Friday, June 15, 2012

Finding Harvey


Did Marilyn Stasio and Charles Isherwood see the same play, the play that in 1945 won the Pulitzer over Tennessee Williams’ The Glass Menagerie?  Neither reviewer praises Harvey as a great work; however, Isherwood likes the production and Stasio, not so much.  Perhaps their differing views are a consequence of differences in their critical interpretation of Elwood's/Parson’s delusions.   Isherwood sees in Elwood's/Parsons’ literal-mindedness "a commentary on the little hypocrisies that lubricate social intercourse but also impede true connection”.  For Isherwood, "the soft-spoken Mr. Parsons makes an ideal Elwood, the drinker and dreamer who passes his days in the company of Harvey/Hope ... Mr. Parsons possesses in abundance the crucial ability to project an ageless innocence without any visible effort."
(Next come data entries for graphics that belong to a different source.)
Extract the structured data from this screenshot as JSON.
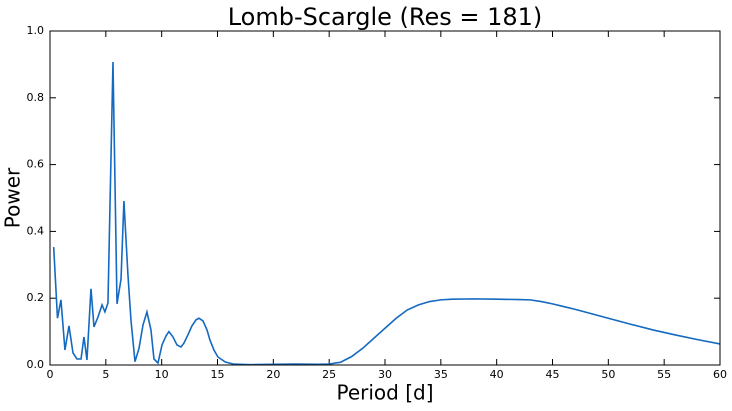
{
  "chart_data": {
    "type": "line",
    "title": "Lomb-Scargle (Res = 181)",
    "x_label": "Period [d]",
    "y_label": "Power",
    "color": "#1469c0",
    "grid": false,
    "xlim": [
      0,
      60
    ],
    "ylim": [
      0,
      1
    ],
    "xticks": [
      0,
      5,
      10,
      15,
      20,
      25,
      30,
      35,
      40,
      45,
      50,
      55,
      60
    ],
    "yticks": [
      {
        "value": 0,
        "label": "0.0"
      },
      0.2,
      0.4,
      0.6,
      0.8,
      {
        "value": 1,
        "label": "1.0"
      }
    ],
    "x": [
      0.33,
      0.67,
      0.98,
      1.34,
      1.7,
      2.06,
      2.42,
      2.78,
      3.04,
      3.31,
      3.67,
      3.94,
      4.3,
      4.66,
      4.92,
      5.19,
      5.64,
      6.0,
      6.36,
      6.62,
      6.98,
      7.25,
      7.61,
      7.97,
      8.33,
      8.68,
      9.04,
      9.31,
      9.67,
      10.03,
      10.39,
      10.65,
      11.01,
      11.37,
      11.73,
      12.0,
      12.35,
      12.71,
      13.07,
      13.34,
      13.7,
      14.06,
      14.32,
      14.68,
      15.04,
      15.7,
      16.4,
      17.9,
      20,
      22,
      24,
      25,
      26,
      27,
      28,
      29,
      30,
      31,
      32,
      33,
      34,
      35,
      36,
      38,
      40,
      42,
      43,
      44,
      45,
      46,
      47,
      48,
      49,
      50,
      52,
      54,
      56,
      58,
      60
    ],
    "values": [
      0.353,
      0.14,
      0.195,
      0.045,
      0.117,
      0.036,
      0.018,
      0.018,
      0.084,
      0.015,
      0.228,
      0.114,
      0.144,
      0.18,
      0.159,
      0.186,
      0.907,
      0.183,
      0.257,
      0.491,
      0.27,
      0.135,
      0.01,
      0.05,
      0.12,
      0.159,
      0.105,
      0.018,
      0.006,
      0.06,
      0.087,
      0.1,
      0.084,
      0.06,
      0.054,
      0.066,
      0.09,
      0.117,
      0.135,
      0.14,
      0.132,
      0.105,
      0.075,
      0.045,
      0.024,
      0.009,
      0.003,
      0.001,
      0.002,
      0.003,
      0.002,
      0.003,
      0.008,
      0.025,
      0.05,
      0.08,
      0.11,
      0.14,
      0.165,
      0.18,
      0.19,
      0.195,
      0.197,
      0.198,
      0.197,
      0.196,
      0.195,
      0.19,
      0.183,
      0.175,
      0.167,
      0.158,
      0.149,
      0.14,
      0.122,
      0.105,
      0.09,
      0.076,
      0.063
    ]
  }
}
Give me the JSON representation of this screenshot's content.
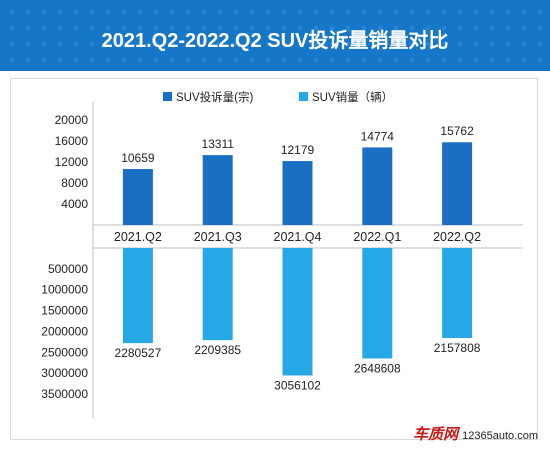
{
  "title": "2021.Q2-2022.Q2 SUV投诉量销量对比",
  "legend": [
    {
      "label": "SUV投诉量(宗)",
      "color": "#1a6fc4"
    },
    {
      "label": "SUV销量（辆）",
      "color": "#27a8e6"
    }
  ],
  "watermark": {
    "brand": "车质网",
    "url": "12365auto.com"
  },
  "chart_data": {
    "type": "bar",
    "categories": [
      "2021.Q2",
      "2021.Q3",
      "2021.Q4",
      "2022.Q1",
      "2022.Q2"
    ],
    "series": [
      {
        "name": "SUV投诉量(宗)",
        "values": [
          10659,
          13311,
          12179,
          14774,
          15762
        ],
        "color": "#1a6fc4"
      },
      {
        "name": "SUV销量（辆）",
        "values": [
          2280527,
          2209385,
          3056102,
          2648608,
          2157808
        ],
        "color": "#27a8e6"
      }
    ],
    "top_axis": {
      "ticks": [
        4000,
        8000,
        12000,
        16000,
        20000
      ],
      "min": 0,
      "max": 20000
    },
    "bottom_axis": {
      "ticks": [
        500000,
        1000000,
        1500000,
        2000000,
        2500000,
        3000000,
        3500000
      ],
      "min": 0,
      "max": 3500000
    }
  }
}
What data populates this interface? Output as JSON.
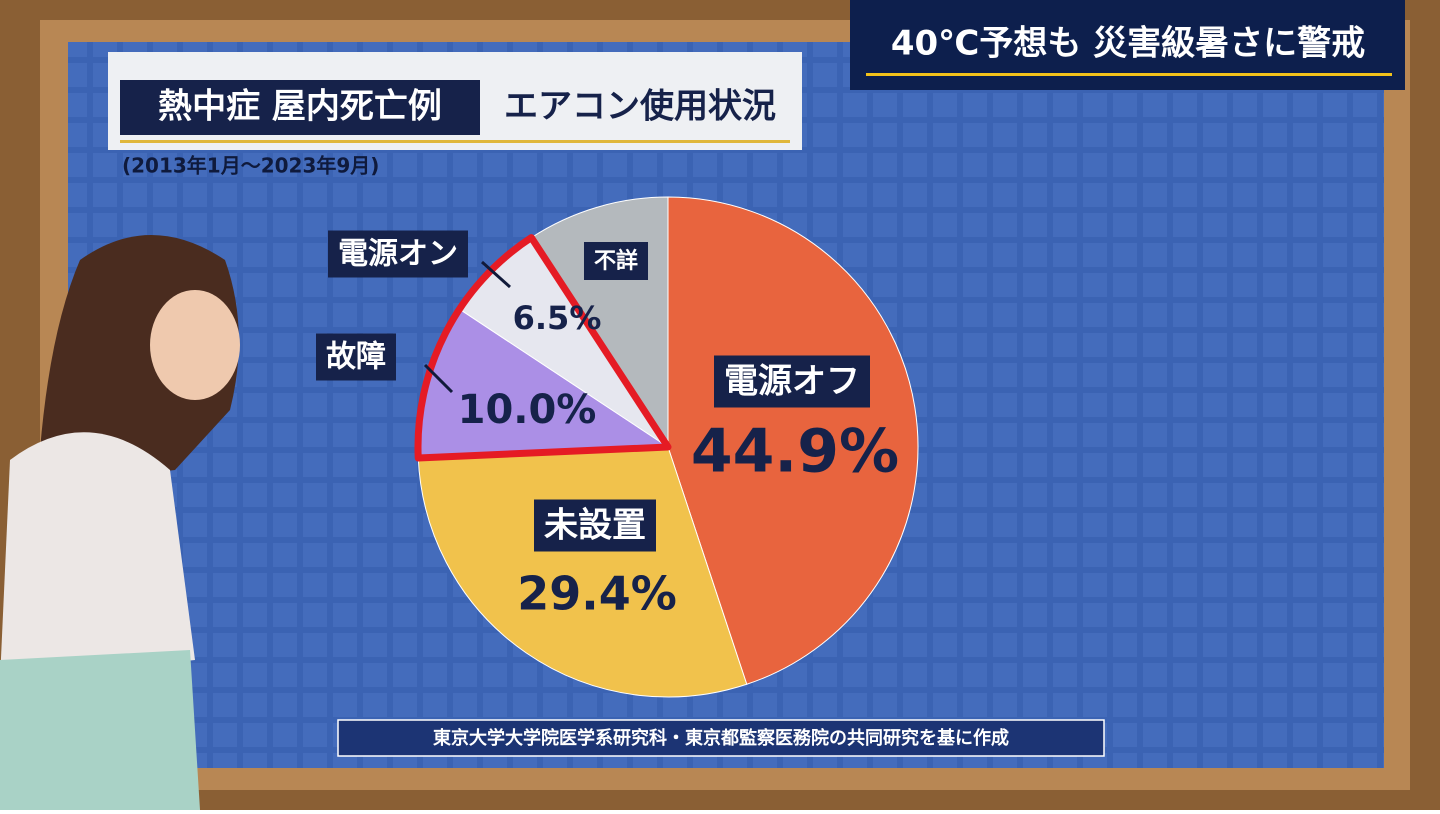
{
  "chart_data": {
    "type": "pie",
    "banner": "40℃予想も 災害級暑さに警戒",
    "title": "熱中症 屋内死亡例",
    "subtitle": "エアコン使用状況",
    "period": "(2013年1月～2023年9月)",
    "source": "東京大学大学院医学系研究科・東京都監察医務院の共同研究を基に作成",
    "categories": [
      "電源オフ",
      "未設置",
      "故障",
      "電源オン",
      "不詳"
    ],
    "values": [
      44.9,
      29.4,
      10.0,
      6.5,
      9.2
    ],
    "value_labels": [
      "44.9%",
      "29.4%",
      "10.0%",
      "6.5%",
      null
    ],
    "colors": [
      "#e8643e",
      "#f1c24c",
      "#ab8fe6",
      "#e6e7ef",
      "#b4b9bd"
    ]
  }
}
Stasio is not impressed.  She writes that "the vacancy behind his [Parson’s] bland facial expressions has a chilling effect.  According to Stasio, "in the final scene, … scribe Chase quits being facetious and makes her serious point that 'perfectly normal human beings' are, in fact, nasty people -- and that however eccentric Elwood may seem to the 'normal' people in the world, he's a lot happier than they are."  I had to look up facetious:  To make an attempt at being funny, while being sarcastic at the same time [Urban Dictionary].  Might that explain Elwood's drinking?